The FOC is not sufficient. We also need a second condition, i.e. that the second derivative is negative. Here we skip the details, but this avoids inflection points, where the FOC is satisfied but where we do not have a maximum or a minimum.

Exercise C: Find the maximum for the function \(f(x) = x(10-x)\).

Partial Derivatives¶

Consider the function \(f(x,y)\). The partial derivative changes one variable, keeping the others fixed: \(f'_x(x,y) = \frac{\partial f(x,y)}{\partial x}\).

Total Differentiation¶

Sometime, it makes sense to look at combinations of \((x,y)\) that keep the function fixed to some value \(f(x,y) = \overline{f}\). We can invert the function, \(y=g(x,\overline{f})\). But, we can also use total differentiation which exploits linear approximations.

We can perturb a function starting at a point and this equation holds

\[\begin{aligned} df(x,y) = f'_x(x,y)dx + f'_y(x,y)dy\end{aligned}\]

The operator d denotes a change. If we set \(df(x,y)=0\), we can rearrange to obtain.

\[\frac{dy}{dx}\Bigr|_{df=0} = -\frac{f'_x(x,y)}{f'_y(x,y)}\]

We add \(df=0\) to indicate that it is a derivative, keeping the value of the function fixed.

Exercise D: Find \(\frac{dy}{dx}\Bigr|_{df=0}\) using total differentiation \(f(x,y)=\log(xy)\).

Homogeneity of a Function¶

A partial derivative provides information of how a function changes when we change one variable, keeping others fixed. But sometimes we want to understand how a function changes when all its variables change in the same proportion. Just like we want to know whether if we double a recipe for a cake, we get two cakes, or something else. This is called the degree of homogeneity of a function. There are two ways to proceed:

Direct approach: A function is homogeneous of degree \(r\) if for all \(\lambda>0\),

\[f(\lambda x_1, \lambda x_2, ... \lambda x_n) = \lambda^r f(x_1,x_2,...,x_n)\]

Euler Theorem: If a function is homogeneous of degree \(r\), then:

\[r f(x_1,x_2,...,x_n) = \sum_{i=1}^n \frac{\partial f}{\partial x_i}x_i.\]

Exercise E: Find the degree of homogeneity of the function \(f(x,y)=x^\alpha y^\beta\) using both methods.

Maximum and Approximation¶

We need as many first-order conditions as there are variables we maximize over. The necessary conditions are

\(f'_x(x,y)=0, f'_y(x,y)=0\)

for a function \(f(x,y)\). The second order conditions are a bit more complicated and we do not cover it here.

Constrained Maximization¶

A constrained problem takes the form:

\[\begin{aligned} \max_{x,y} \{ f(x,y): g(x,y) \leq m\}\end{aligned}\]

Direct approach

If we can invert \(g(x,y)=m\) to get a function \(y=q(x,m)\), then the solution of the constrained problem for \(x\) is the same the solution to the unconstrained problem:

\[\begin{aligned} \max_{x} \{ f(x,q(x,m))\}\end{aligned}\]

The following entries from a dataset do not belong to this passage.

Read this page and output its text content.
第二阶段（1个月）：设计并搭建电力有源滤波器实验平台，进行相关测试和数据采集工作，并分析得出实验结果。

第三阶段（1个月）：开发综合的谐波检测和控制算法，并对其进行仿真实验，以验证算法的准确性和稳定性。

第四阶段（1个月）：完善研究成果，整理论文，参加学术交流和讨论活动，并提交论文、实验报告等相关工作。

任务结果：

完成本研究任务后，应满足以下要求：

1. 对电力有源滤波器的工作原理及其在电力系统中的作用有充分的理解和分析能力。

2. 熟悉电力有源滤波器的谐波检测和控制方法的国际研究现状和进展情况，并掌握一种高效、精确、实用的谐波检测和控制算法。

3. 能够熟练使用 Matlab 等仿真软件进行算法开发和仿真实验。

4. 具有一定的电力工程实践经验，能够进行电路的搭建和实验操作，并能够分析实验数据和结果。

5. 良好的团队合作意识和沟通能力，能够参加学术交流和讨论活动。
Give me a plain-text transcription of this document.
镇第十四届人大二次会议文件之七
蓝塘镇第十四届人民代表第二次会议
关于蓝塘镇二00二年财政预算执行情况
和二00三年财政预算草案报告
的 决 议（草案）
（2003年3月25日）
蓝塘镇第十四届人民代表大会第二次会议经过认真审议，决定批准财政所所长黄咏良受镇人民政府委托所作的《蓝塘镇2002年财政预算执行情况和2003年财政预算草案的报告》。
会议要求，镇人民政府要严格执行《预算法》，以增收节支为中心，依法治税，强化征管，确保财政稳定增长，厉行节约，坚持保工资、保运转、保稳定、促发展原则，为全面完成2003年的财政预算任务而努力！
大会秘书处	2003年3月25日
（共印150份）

For the FOC is \(f'_x(x,q(x,m)) + f'_y(x,q(x,m))q'(x,m) = 0\). We can solve for \(x^*\) and use \(y=q(x)\) to find \(y^*\).

Exercise F: Maximize the function \(f(x,y) = \log x + \log y\) subject to the constraint \(x+y \le m\).

With more than 2 variables and many constraints, this approach is not practical…

The Lagrangian

The method proposed by Lagrange is to solve for the pair \((x,y)\) using the set of three conditions:

\[\begin{split}\begin{aligned} f'_x(x,y) - \lambda g'_x(x,y) = 0 \\ f'_y(x,y) - \lambda g'_y(x,y) = 0 \\ g(x,y) = m\end{aligned}\end{split}\]

Where \(\lambda\) is a Lagrange multiplier.

If we think backwards, these three equations are the first order conditions to the Lagragian:

\[\begin{aligned} \max_{x,y,\lambda} L(x,y,\lambda) = f(x,y) - \lambda (g(x,y)-m)\end{aligned}\]

The Lagrangian \(L(x,y,\lambda)\) is a modified objective function which penalizes the constraint added to the unconstrained maximization of the objection function. If \(\lambda = 0\), the first two FOC above are the unconstrained FOC, \(f'_x(x,y)=0\) and \(f'_y(x,y)=0\) which yield the unconstrained optimum. If one of the constraints is binding (if \(\lambda \neq 0\)) will we get a different solution.

Exercise G: Maximize the function \(f(x,y) = \log x + \log y\) under the constraint \(x+y \le m\) using a Lagrangian.

Note on logs¶

In these notes, we use \(\log\) to denote the logarithm with base \(e=2.718281828459\) and not base 10. So, it is the natural log (\(\ln = \log_e\)). Python also uses this base in the numpy library.